Bu örneklerde görüldüğü gibi Yalom, dünyada varoluş olarak önceden tasarlanmış bir görevimiz olmadığını, dolayısıyla bunun farkında olan bireylerin kaçınılmaz bir anlam arayışı içinde olacağını vurgular. Camus, ise amaçsız gelinen bu dünyada; doğmak ve ölmek, yemek ve içmek, uyumak ve uyanmak gibi sayısız rutin arasında, bir amaç bulunabileceğini bunun da "varolmak" olduğunu, farkındalığın ve bu rutinlerle yüzleşmenin ilk adımlar olduğunu söyler: "Sisifos'un tüm sessiz sevinci buradadır: yazgısı kendisinindir. Kayası kendi nesnesidir. Aynı biçimde, uyumsuz insan da sıkıntısı üzerinde gözleme başladığı zaman, tüm putları susturur. Birdenbire sessizliğine bırakılmış evrende, yeryüzünün binlerce hafif, hayran sesi yükselir. Bilinçsiz ve gizli seslenişler, tüm yüzlerin çağrıları, bunlar için kaçınılmaz ters yüzü ve yenginin pahasıdır. Gölgesiz güneş yoktur. Ve geceyi tanımak gerektir". 

Sisifos ve sopasının peşinde koşan köpek, uzun zamandır aklımın bir ucunda dururken, Bahar Muratoğlu'nun yazdığı şöyle bir yazıya denk geldim:

"Milan Kundera, Yavaşlık isimli romanında, "varoluşun matematiği" diye bir şeyden bahseder ve hatırlama ile unutma, hız ile yavaşlık arasında bir denklem kurar. 

"Yavaşlığın düzeyi anının yoğunluğuyla doğru orantılıdır; hızın düzeyi unutmanın yoğunluğuyla doğru orantılıdır. Yavaşlıkla anımsama, hız ile unutma arasında gizli bir ilişki vardır. Bir şey anımsamak isteyen kimse yürüyüşünü yavaşlatır. Buna karşılık, az önce yaşadığı kötü bir olayı unutmaya çalışan insan elinde olmadan yürüyüşünü hızlandırır." (Kundera)

Çağımız zaten unutma çağı. Aynı zamanda da hız çağı. Hem bireysel düzlemde, hem de toplumsal düzende, Kundera'yı haklı çıkaran bir dünyadayız.
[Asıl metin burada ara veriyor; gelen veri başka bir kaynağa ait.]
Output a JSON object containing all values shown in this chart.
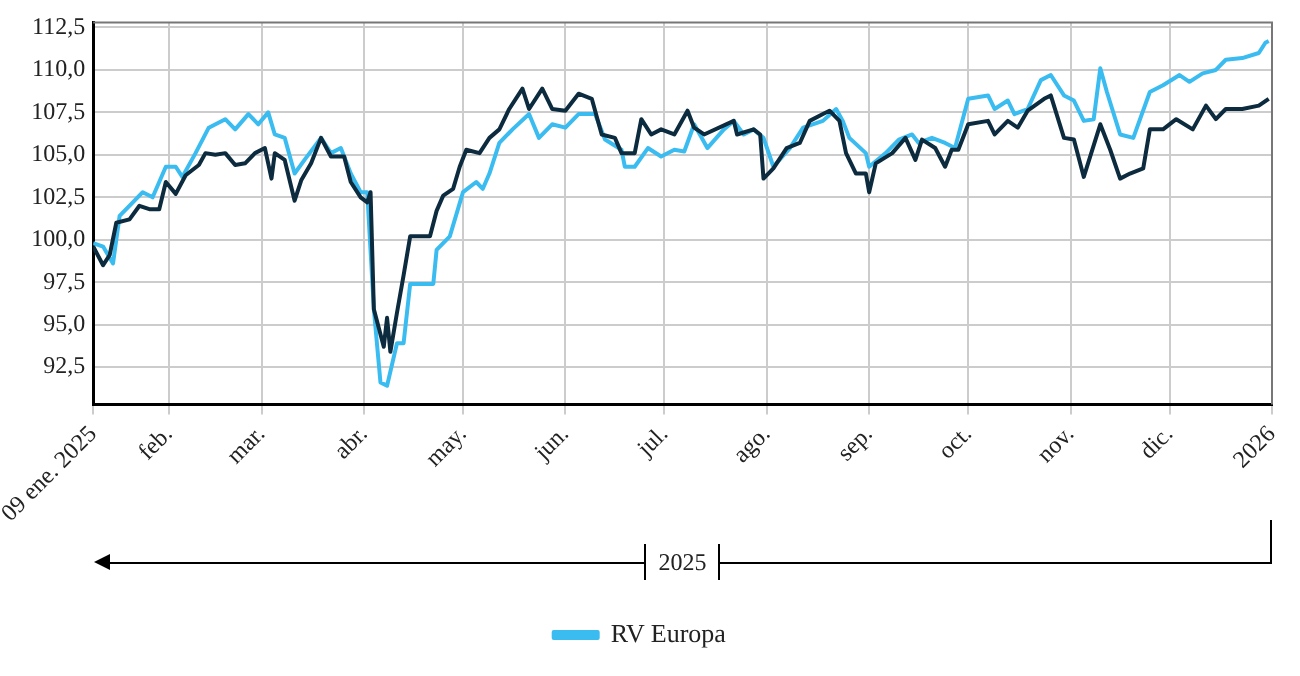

Hem unutmamız isteniyor ve her şey hızla değiştiriliyor. Hem de biz unutmak istiyoruz ve koşturup duruyoruz. Medyadan devamlı üzerimize akan enformasyon bir öncekini unutturmuyor mu? Toplumsal hafızamız bu şekilde zayıflamıyor mu?

Bir tarafta da kendini, geçmişi ya da şimdiyi, mükemmel olmayan hayatı unutmak için "hızlı yaşamaya" sarılanlar var. Bu hız belli bir oranda kaçış sağlıyor belki, ama aynı zamanda da reddetme ile bağlantılı. Reddetmek de yok etmeye yardımcı olmuyor. Öyleyse "hız"lı insanın sorunu var olanı, varoluşunu kabullenememek diyebilir miyiz? Peki sonsuza kadar koşabilir miyiz, yorulmaz mıyız? Yorulmasak bile, sonsuza kadar koşmak, sonsuza kadar unutma sözü verebilir mi?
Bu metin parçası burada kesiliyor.